In southern Lebanon, the Iran-backed terrorist group Hizballah has at least 150,000 missiles—on the whole more powerful and sophisticated than those used by Hamas—pointed at Israel, along with well-trained troops prepared to make cross-border raids and defend against any counterattack by the IDF. And that’s not to mention its troops and military installations in Syria, or the network of global criminal enterprises that funds its war-making abilities. The Shiite organization is also vulnerable, however, and Danny Citrinowicz argues that the U.S. and its allies can take advantage of that:
Over the course of the past few years, Hizballah saw its popularity in Lebanon increasingly wane, [especially] following the Beirut blast in August 2020—even among segments of the local Shiite population. Hizballah’s draconian grip on the country’s failing political system has pitted the Lebanese against it. They have rightfully blamed the group for the abysmal state of affairs in the country, including an unprecedented economic crisis.

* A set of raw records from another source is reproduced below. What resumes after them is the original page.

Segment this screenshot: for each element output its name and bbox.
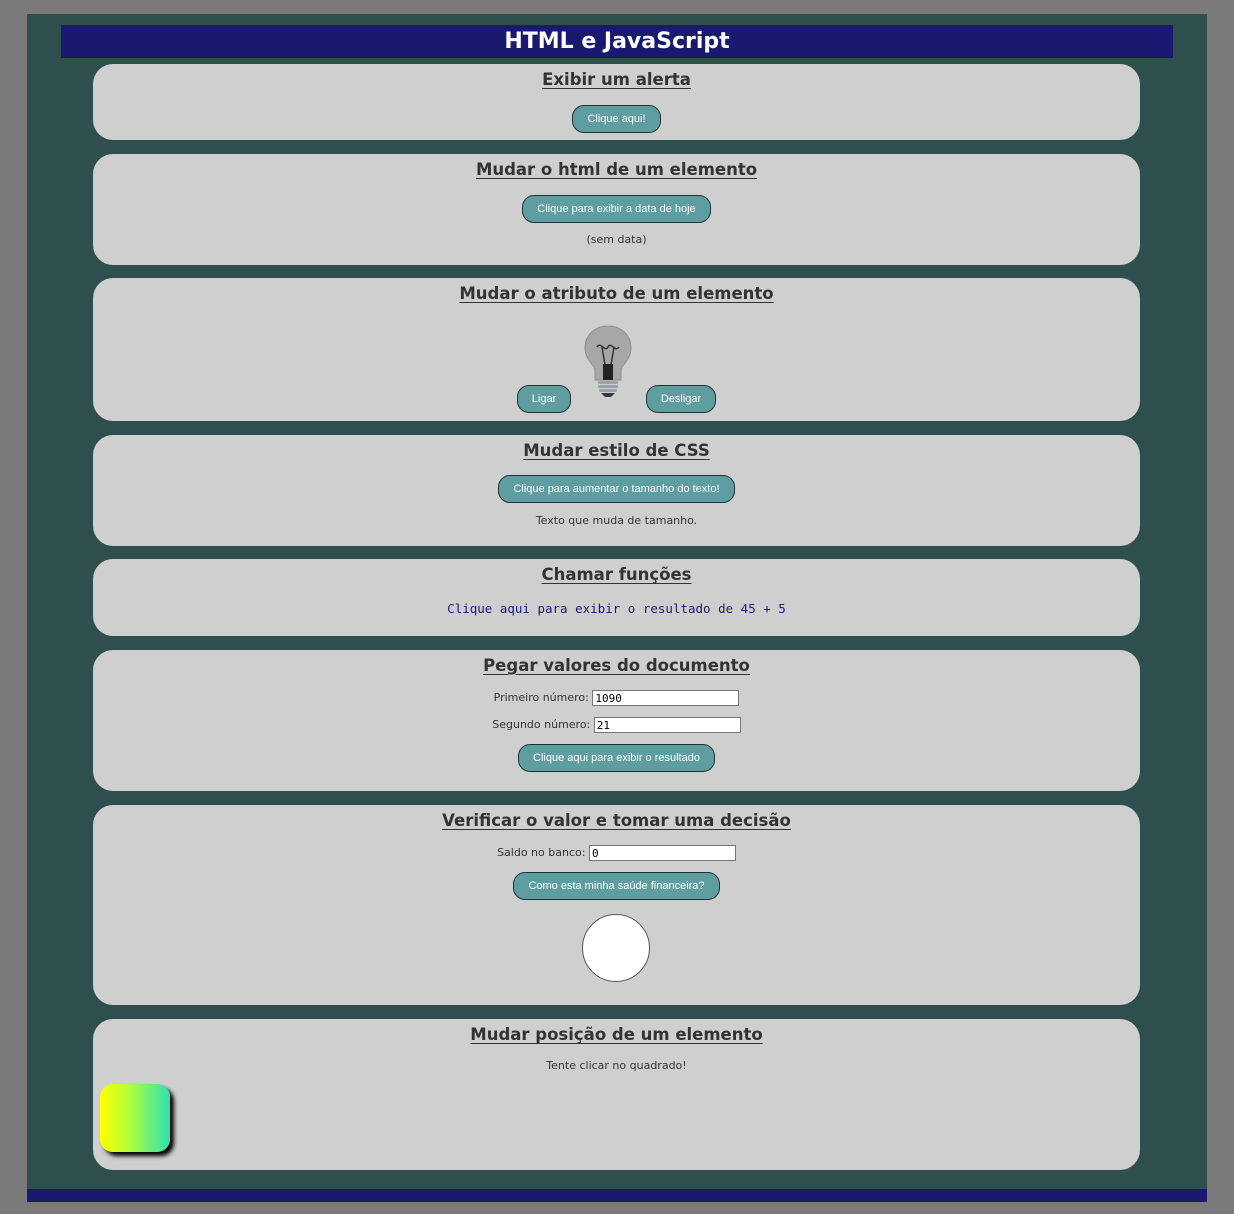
first-number-label: Primeiro número: — [493, 691, 589, 704]
lightbulb-off-icon — [584, 325, 632, 397]
financial-status-circle — [582, 914, 650, 982]
light-on-button[interactable]: Ligar — [517, 385, 571, 413]
section-title: Mudar o atributo de um elemento — [459, 284, 774, 303]
footer-bar — [27, 1189, 1207, 1202]
balance-field[interactable] — [588, 845, 736, 861]
first-number-field[interactable] — [592, 690, 740, 706]
show-date-button[interactable]: Clique para exibir a data de hoje — [522, 195, 711, 223]
light-off-button[interactable]: Desligar — [646, 385, 716, 413]
section-html-change: Mudar o html de um elemento Clique para … — [93, 154, 1140, 265]
page-header: HTML e JavaScript — [61, 25, 1173, 58]
section-title: Mudar posição de um elemento — [470, 1025, 763, 1044]
position-instruction: Tente clicar no quadrado! — [546, 1059, 687, 1072]
balance-row: Saldo no banco: — [93, 845, 1140, 861]
section-decision: Verificar o valor e tomar uma decisão Sa… — [93, 805, 1140, 1005]
section-functions: Chamar funções Clique aqui para exibir o… — [93, 559, 1140, 636]
show-result-button[interactable]: Clique aqui para exibir o resultado — [518, 744, 715, 772]
light-bulb-image — [584, 325, 632, 399]
section-alert: Exibir um alerta Clique aqui! — [93, 64, 1140, 140]
section-css-style: Mudar estilo de CSS Clique para aumentar… — [93, 435, 1140, 546]
second-number-field[interactable] — [593, 717, 741, 733]
section-title: Exibir um alerta — [542, 70, 691, 89]
section-title: Pegar valores do documento — [483, 656, 750, 675]
section-title: Mudar estilo de CSS — [523, 441, 710, 460]
section-attribute: Mudar o atributo de um elemento Ligar De… — [93, 278, 1140, 421]
resizable-text: Texto que muda de tamanho. — [535, 514, 698, 527]
date-output: (sem data) — [586, 233, 647, 246]
section-title: Mudar o html de um elemento — [475, 160, 758, 179]
sum-result-link[interactable]: Clique aqui para exibir o resultado de 4… — [447, 601, 786, 616]
second-number-row: Segundo número: — [93, 717, 1140, 733]
alert-button[interactable]: Clique aqui! — [572, 105, 661, 133]
section-title: Verificar o valor e tomar uma decisão — [442, 811, 791, 830]
first-number-row: Primeiro número: — [93, 690, 1140, 706]
section-document-values: Pegar valores do documento Primeiro núme… — [93, 650, 1140, 791]
section-title: Chamar funções — [541, 565, 692, 584]
moving-square[interactable] — [100, 1084, 170, 1152]
balance-label: Saldo no banco: — [497, 846, 586, 859]
section-position: Mudar posição de um elemento Tente clica… — [93, 1019, 1140, 1170]
financial-health-button[interactable]: Como esta minha saúde financeira? — [513, 872, 720, 900]
increase-text-button[interactable]: Clique para aumentar o tamanho do texto! — [498, 475, 735, 503]
second-number-label: Segundo número: — [492, 718, 591, 731]
page-container: HTML e JavaScript Exibir um alerta Cliqu… — [27, 14, 1207, 1202]
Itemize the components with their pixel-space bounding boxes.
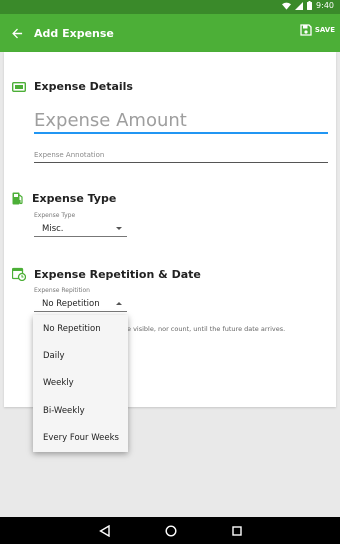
wifi-icon — [282, 2, 292, 10]
dropdown-option[interactable]: Weekly — [33, 370, 128, 397]
arrow-back-icon — [11, 28, 22, 38]
gas-station-icon — [12, 192, 23, 205]
repetition-selected: No Repetition — [42, 299, 100, 309]
expense-type-spinner[interactable]: Misc. — [34, 223, 127, 237]
calendar-clock-icon — [12, 267, 26, 281]
back-button[interactable] — [0, 14, 34, 52]
save-label: SAVE — [314, 26, 335, 34]
nav-recents-icon[interactable] — [231, 525, 242, 536]
dropdown-option[interactable]: Every Four Weeks — [33, 425, 128, 452]
repetition-dropdown: No Repetition Daily Weekly Bi-Weekly Eve… — [33, 315, 128, 452]
repetition-section-header: Expense Repetition & Date — [12, 267, 201, 281]
repetition-field-label: Expense Repitition — [34, 287, 90, 294]
details-section-header: Expense Details — [12, 80, 133, 93]
page-title: Add Expense — [34, 26, 114, 40]
type-title: Expense Type — [32, 192, 117, 205]
expense-amount-input[interactable]: Expense Amount — [34, 110, 328, 134]
nav-home-icon[interactable] — [164, 524, 177, 537]
type-field-label: Expense Type — [34, 212, 76, 219]
dropdown-option[interactable]: No Repetition — [33, 315, 128, 342]
status-icons: 9:40 — [282, 1, 334, 10]
repetition-hint: e visible, nor count, until the future d… — [127, 325, 286, 333]
system-nav-bar — [0, 517, 340, 544]
type-selected: Misc. — [42, 224, 64, 234]
status-bar: 9:40 — [0, 0, 340, 14]
battery-icon — [307, 1, 313, 10]
save-icon — [300, 24, 312, 36]
dropdown-option[interactable]: Bi-Weekly — [33, 397, 128, 424]
app-bar: Add Expense SAVE — [0, 14, 340, 52]
expense-repetition-spinner[interactable]: No Repetition — [34, 298, 127, 312]
type-section-header: Expense Type — [12, 192, 116, 205]
cash-icon — [12, 81, 26, 92]
dropdown-option[interactable]: Daily — [33, 342, 128, 369]
repetition-title: Expense Repetition & Date — [34, 267, 201, 281]
expense-annotation-input[interactable]: Expense Annotation — [34, 151, 328, 163]
status-time: 9:40 — [316, 1, 334, 10]
chevron-up-icon — [116, 302, 122, 305]
details-title: Expense Details — [34, 80, 133, 93]
save-button[interactable]: SAVE — [300, 24, 335, 36]
signal-icon — [295, 1, 304, 10]
chevron-down-icon — [116, 227, 122, 230]
nav-back-icon[interactable] — [98, 524, 110, 537]
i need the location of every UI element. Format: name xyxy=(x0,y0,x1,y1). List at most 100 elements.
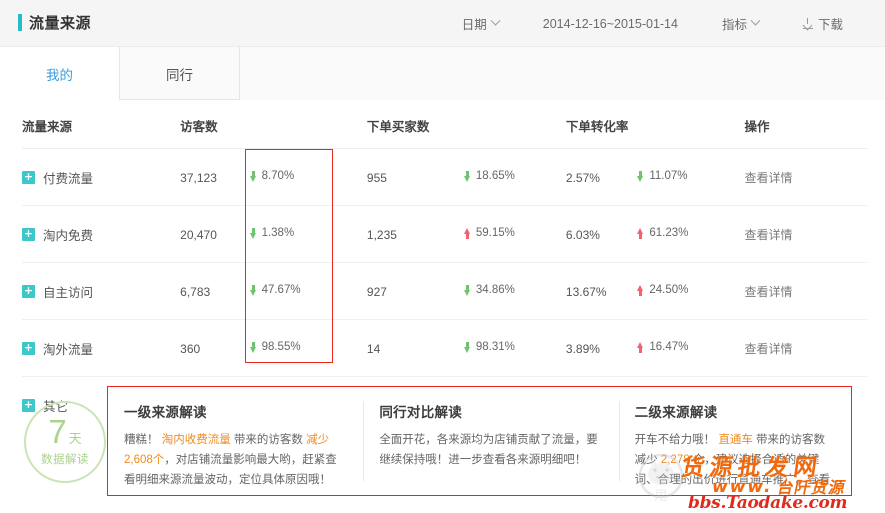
delta-value: 47.67% xyxy=(249,284,301,297)
delta-value: 61.23% xyxy=(637,227,688,239)
delta-value: 24.50% xyxy=(637,284,688,296)
tab-mine[interactable]: 我的 xyxy=(0,47,120,101)
cell-buyers-delta: 59.15% xyxy=(463,205,566,263)
cell-conversion: 6.03% xyxy=(565,205,638,263)
view-detail-link[interactable]: 查看详情 xyxy=(744,342,792,356)
metric-dropdown-label: 指标 xyxy=(721,18,747,32)
source-name: 付费流量 xyxy=(43,172,94,186)
arrow-down-icon xyxy=(463,170,471,182)
cell-buyers: 955 xyxy=(366,148,464,206)
insight-panel-text: 糟糕！ 淘内收费流量 带来的访客数 减少2,608个，对店铺流量影响最大哟，赶紧… xyxy=(124,430,347,490)
cell-action: 查看详情 xyxy=(744,262,867,320)
seven-day-badge: 7 天 数据解读 xyxy=(24,401,106,483)
delta-value: 98.31% xyxy=(463,341,515,354)
delta-text: 1.38% xyxy=(261,227,295,240)
insight-text-b: 带来的访客数 xyxy=(230,434,307,446)
arrow-down-icon xyxy=(637,170,644,182)
delta-text: 16.47% xyxy=(649,341,689,354)
badge-subtitle: 数据解读 xyxy=(41,454,89,466)
cell-visitors: 37,123 xyxy=(180,148,250,206)
insight-section: 7 天 数据解读 一级来源解读 糟糕！ 淘内收费流量 带来的访客数 减少2,60… xyxy=(0,380,885,513)
delta-text: 98.31% xyxy=(475,341,515,354)
cell-visitors-delta: 8.70% xyxy=(249,148,367,206)
title-accent-bar xyxy=(18,14,22,31)
delta-text: 59.15% xyxy=(475,227,515,240)
insight-text-a: 全面开花，各来源均为店铺贡献了流量，要继续保持哦！进一步查看各来源明细吧！ xyxy=(379,434,598,466)
expand-plus-icon[interactable]: + xyxy=(22,228,35,241)
metric-dropdown[interactable]: 指标 xyxy=(700,14,781,33)
source-cell-inner: + 淘外流量 xyxy=(22,339,180,358)
delta-text: 98.55% xyxy=(261,341,301,354)
cell-source: + 付费流量 xyxy=(22,148,181,206)
cell-visitors-delta: 1.38% xyxy=(249,205,367,263)
col-header-buyers: 下单买家数 xyxy=(366,100,464,149)
cell-source: + 淘内免费 xyxy=(22,205,181,263)
arrow-down-icon xyxy=(463,341,471,353)
tab-bar: 我的 同行 xyxy=(0,47,885,101)
expand-plus-icon[interactable]: + xyxy=(22,285,35,298)
delta-text: 61.23% xyxy=(649,227,689,240)
insight-highlight-a[interactable]: 直通车 xyxy=(718,434,753,446)
cell-visitors: 6,783 xyxy=(180,262,250,320)
cell-visitors-delta: 47.67% xyxy=(249,262,367,320)
cell-action: 查看详情 xyxy=(744,205,867,263)
download-button[interactable]: 下载 xyxy=(781,14,865,33)
cell-conversion: 2.57% xyxy=(565,148,638,206)
expand-plus-icon[interactable]: + xyxy=(22,171,35,184)
insight-highlight-a[interactable]: 淘内收费流量 xyxy=(162,434,231,446)
insight-panel-title: 同行对比解读 xyxy=(379,405,463,420)
source-cell-inner: + 自主访问 xyxy=(22,282,180,301)
insight-panels-box: 一级来源解读 糟糕！ 淘内收费流量 带来的访客数 减少2,608个，对店铺流量影… xyxy=(107,386,852,496)
arrow-down-icon xyxy=(249,170,257,182)
cell-buyers: 927 xyxy=(366,262,464,320)
header-controls: 日期 2014-12-16~2015-01-14 指标 下载 xyxy=(440,0,865,47)
insight-panel-peer-comparison: 同行对比解读 全面开花，各来源均为店铺贡献了流量，要继续保持哦！进一步查看各来源… xyxy=(363,387,618,495)
col-header-action: 操作 xyxy=(744,100,867,149)
table-header-row: 流量来源 访客数 下单买家数 下单转化率 操作 xyxy=(22,100,867,149)
expand-plus-icon[interactable]: + xyxy=(22,342,35,355)
delta-value: 34.86% xyxy=(463,284,515,297)
table-row: + 淘外流量 360 98.55% 14 98.31% 3.89% 16.47% 查看详情 xyxy=(22,319,867,377)
insight-panel-title: 一级来源解读 xyxy=(124,405,207,420)
delta-text: 47.67% xyxy=(261,284,301,297)
traffic-source-page: 流量来源 日期 2014-12-16~2015-01-14 指标 下载 我的 同… xyxy=(0,0,885,513)
arrow-up-icon xyxy=(637,284,644,296)
cell-buyers-delta: 34.86% xyxy=(463,262,566,320)
view-detail-link[interactable]: 查看详情 xyxy=(744,171,792,185)
source-name: 淘内免费 xyxy=(43,229,94,243)
cell-buyers-delta: 98.31% xyxy=(463,319,566,377)
source-name: 自主访问 xyxy=(43,286,94,300)
tab-peers[interactable]: 同行 xyxy=(120,47,240,100)
cell-action: 查看详情 xyxy=(744,319,867,377)
badge-number: 7 xyxy=(48,413,67,450)
date-dropdown[interactable]: 日期 xyxy=(440,14,521,33)
col-header-conversion: 下单转化率 xyxy=(565,100,638,149)
insight-panel-title: 二级来源解读 xyxy=(634,405,718,420)
delta-text: 34.86% xyxy=(475,284,515,297)
page-title-wrap: 流量来源 xyxy=(18,12,91,33)
cell-conversion-delta: 16.47% xyxy=(637,319,745,377)
cell-source: + 自主访问 xyxy=(22,262,181,320)
col-header-buyers-delta xyxy=(463,100,566,149)
cell-visitors-delta: 98.55% xyxy=(249,319,367,377)
page-title: 流量来源 xyxy=(29,15,92,32)
view-detail-link[interactable]: 查看详情 xyxy=(744,228,792,242)
delta-value: 18.65% xyxy=(463,170,515,182)
insight-panel-primary-source: 一级来源解读 糟糕！ 淘内收费流量 带来的访客数 减少2,608个，对店铺流量影… xyxy=(108,387,363,495)
cell-buyers-delta: 18.65% xyxy=(463,148,566,206)
chevron-down-icon xyxy=(490,15,501,26)
source-name: 淘外流量 xyxy=(43,343,94,357)
cell-conversion: 13.67% xyxy=(565,262,638,320)
delta-text: 11.07% xyxy=(649,170,688,183)
delta-value: 59.15% xyxy=(463,227,515,240)
date-range-text: 2014-12-16~2015-01-14 xyxy=(542,16,678,31)
cell-action: 查看详情 xyxy=(744,148,867,206)
cell-conversion: 3.89% xyxy=(565,319,638,377)
insight-panel-text: 全面开花，各来源均为店铺贡献了流量，要继续保持哦！进一步查看各来源明细吧！ xyxy=(379,430,602,470)
delta-value: 11.07% xyxy=(637,170,687,182)
date-range-display[interactable]: 2014-12-16~2015-01-14 xyxy=(521,17,700,31)
col-header-conversion-delta xyxy=(637,100,745,149)
cell-buyers: 1,235 xyxy=(366,205,464,263)
badge-top: 7 天 xyxy=(48,413,81,450)
view-detail-link[interactable]: 查看详情 xyxy=(744,285,792,299)
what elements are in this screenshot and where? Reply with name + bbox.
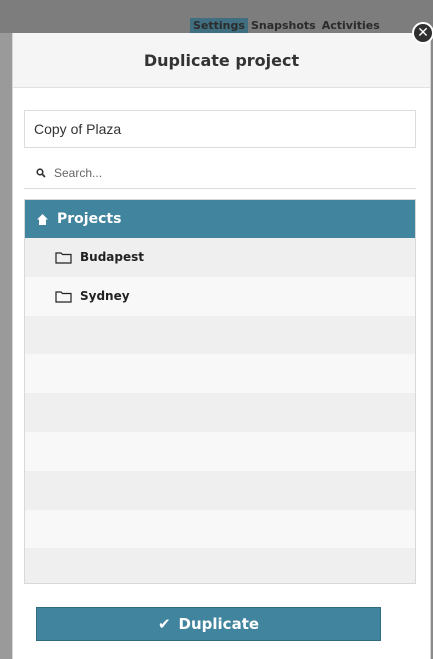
tree-empty-row xyxy=(25,431,415,471)
background-left-strip xyxy=(0,33,12,659)
tab-snapshots[interactable]: Snapshots xyxy=(248,18,319,34)
duplicate-button[interactable]: ✔ Duplicate xyxy=(36,607,381,641)
duplicate-button-label: Duplicate xyxy=(178,615,260,633)
tab-activities[interactable]: Activities xyxy=(319,18,383,34)
tree-empty-row xyxy=(25,470,415,510)
tree-item-label: Budapest xyxy=(80,250,144,265)
background-tabs: Settings Snapshots Activities xyxy=(190,18,383,34)
dialog-title: Duplicate project xyxy=(143,50,300,70)
tree-empty-row xyxy=(25,548,415,583)
tree-empty-row xyxy=(25,393,415,432)
folder-icon xyxy=(55,289,73,303)
tree-empty-row xyxy=(25,509,415,549)
search-bar xyxy=(24,157,416,189)
tree-empty-row xyxy=(25,315,415,355)
tab-settings[interactable]: Settings xyxy=(190,18,248,34)
duplicate-project-dialog: Duplicate project Projects xyxy=(12,33,431,659)
search-icon xyxy=(34,166,48,180)
tree-empty-row xyxy=(25,354,415,394)
project-tree: Projects Budapest Sydney xyxy=(24,199,416,584)
dialog-footer: ✔ Duplicate xyxy=(13,598,430,648)
tree-root-label: Projects xyxy=(57,211,122,227)
search-input[interactable] xyxy=(54,165,354,180)
folder-icon xyxy=(55,250,73,264)
dialog-header: Duplicate project xyxy=(13,33,430,88)
close-icon[interactable]: ✕ xyxy=(412,22,433,44)
checkmark-icon: ✔ xyxy=(157,615,171,633)
tree-root-projects[interactable]: Projects xyxy=(25,200,415,238)
tree-item-label: Sydney xyxy=(80,289,130,304)
project-name-input[interactable] xyxy=(24,110,416,148)
tree-item-sydney[interactable]: Sydney xyxy=(25,276,415,316)
tree-item-budapest[interactable]: Budapest xyxy=(25,238,415,277)
home-icon xyxy=(35,212,49,226)
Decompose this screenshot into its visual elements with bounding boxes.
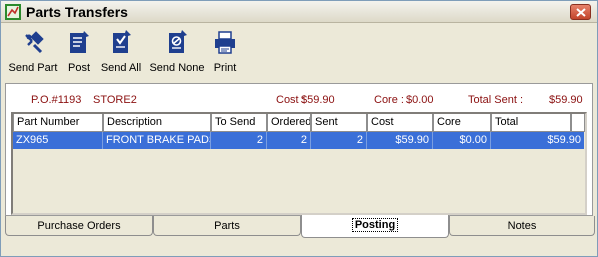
store-name: STORE2 [93, 94, 137, 106]
cell-sent: 2 [311, 132, 367, 149]
title-bar[interactable]: Parts Transfers [1, 1, 597, 23]
column-header-cost[interactable]: Cost [367, 114, 433, 132]
cell-ordered: 2 [267, 132, 311, 149]
cell-core: $0.00 [433, 132, 491, 149]
table-row[interactable]: ZX965 FRONT BRAKE PADS 2 2 2 $59.90 $0.0… [13, 132, 584, 149]
cell-to-send: 2 [211, 132, 267, 149]
window-title: Parts Transfers [26, 4, 128, 20]
toolbar: Send Part Post Send All Send None Print [1, 24, 597, 76]
column-header-total[interactable]: Total [491, 114, 571, 132]
print-button[interactable]: Print [210, 27, 240, 75]
send-none-label: Send None [149, 62, 205, 74]
grid-header: Part Number Description To Send Ordered … [13, 114, 585, 132]
grid-empty-area [13, 149, 585, 213]
close-button[interactable] [570, 4, 591, 20]
send-all-button[interactable]: Send All [99, 27, 143, 75]
send-part-icon [25, 31, 44, 54]
send-all-label: Send All [100, 62, 142, 74]
post-icon [70, 31, 89, 53]
parts-transfers-window: Parts Transfers Send Part Post Send All … [0, 0, 598, 257]
column-header-core[interactable]: Core [433, 114, 491, 132]
tab-strip: Purchase Orders Parts Posting Notes [5, 215, 595, 241]
cell-part-number: ZX965 [13, 132, 103, 149]
core-value: $0.00 [406, 94, 434, 106]
total-sent-value: $59.90 [549, 94, 583, 106]
tab-purchase-orders[interactable]: Purchase Orders [5, 216, 153, 236]
printer-icon [215, 31, 235, 54]
column-header-part-number[interactable]: Part Number [13, 114, 103, 132]
column-header-ordered[interactable]: Ordered [267, 114, 311, 132]
post-label: Post [67, 62, 90, 74]
tab-posting-label: Posting [351, 218, 399, 232]
cost-value: $59.90 [301, 94, 335, 106]
tab-notes[interactable]: Notes [449, 216, 595, 236]
send-part-label: Send Part [8, 62, 58, 74]
posting-grid: Part Number Description To Send Ordered … [11, 112, 587, 215]
column-header-filler [571, 114, 585, 132]
posting-panel: P.O.#1193 STORE2 Cost : $59.90 Core : $0… [5, 83, 593, 216]
send-all-icon [113, 30, 131, 53]
tab-posting[interactable]: Posting [301, 215, 449, 238]
column-header-to-send[interactable]: To Send [211, 114, 267, 132]
tab-parts[interactable]: Parts [153, 216, 301, 236]
po-number: P.O.#1193 [31, 94, 82, 106]
post-button[interactable]: Post [64, 27, 94, 75]
cell-total: $59.90 [547, 134, 581, 146]
total-sent-label: Total Sent : [468, 94, 524, 106]
cell-description: FRONT BRAKE PADS [103, 132, 211, 149]
core-label: Core : [374, 94, 404, 106]
column-header-description[interactable]: Description [103, 114, 211, 132]
send-part-button[interactable]: Send Part [5, 27, 61, 75]
close-icon [576, 8, 586, 17]
column-header-sent[interactable]: Sent [311, 114, 367, 132]
send-none-icon [169, 30, 187, 53]
app-icon [5, 4, 21, 20]
cell-cost: $59.90 [367, 132, 433, 149]
print-label: Print [213, 62, 237, 74]
transfer-summary: P.O.#1193 STORE2 Cost : $59.90 Core : $0… [6, 84, 592, 110]
send-none-button[interactable]: Send None [147, 27, 207, 75]
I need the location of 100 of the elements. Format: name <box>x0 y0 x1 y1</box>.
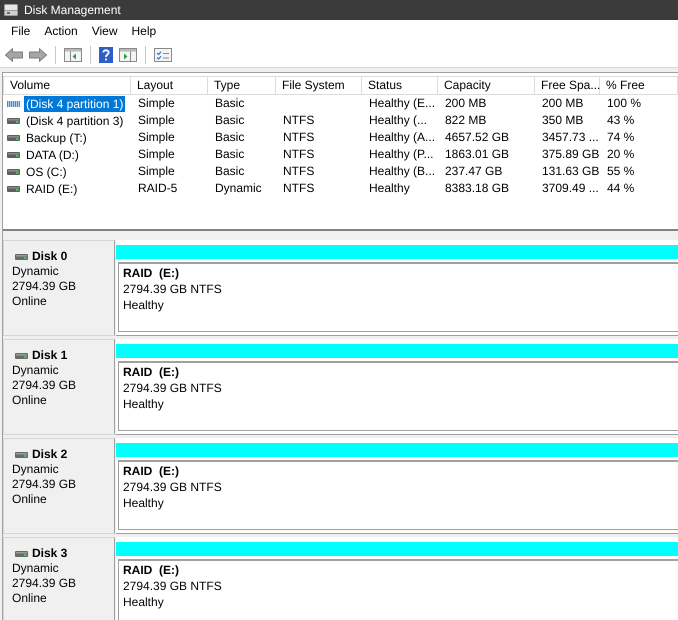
partition-status: Healthy <box>123 297 164 313</box>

Hizballah itself is feeling the economic pinch because of effective international sanctions against Iran—the group’s primary financial backer—as well as the fact that the nearly decade-long Syria war drained Iran’s coffers. As a result of financial problems and its diminished credibility, the group is finding it very difficult to maintain its grip on power.
Several countries around the world have already designated Hizballah as a terrorist organization due to its track record of committing acts of terror worldwide. . . . Most measures countries have taken against Hizballah, [however], have been directed at the group’s operations in Lebanon. Internationally, while there are attempts to thwart terrorist attacks, there is very little action taken to combat the group’s illicit and criminal activities.
Therefore, it is important to step up international efforts to combat [these] illicit activities around the world. This is the opportune time to go after the group.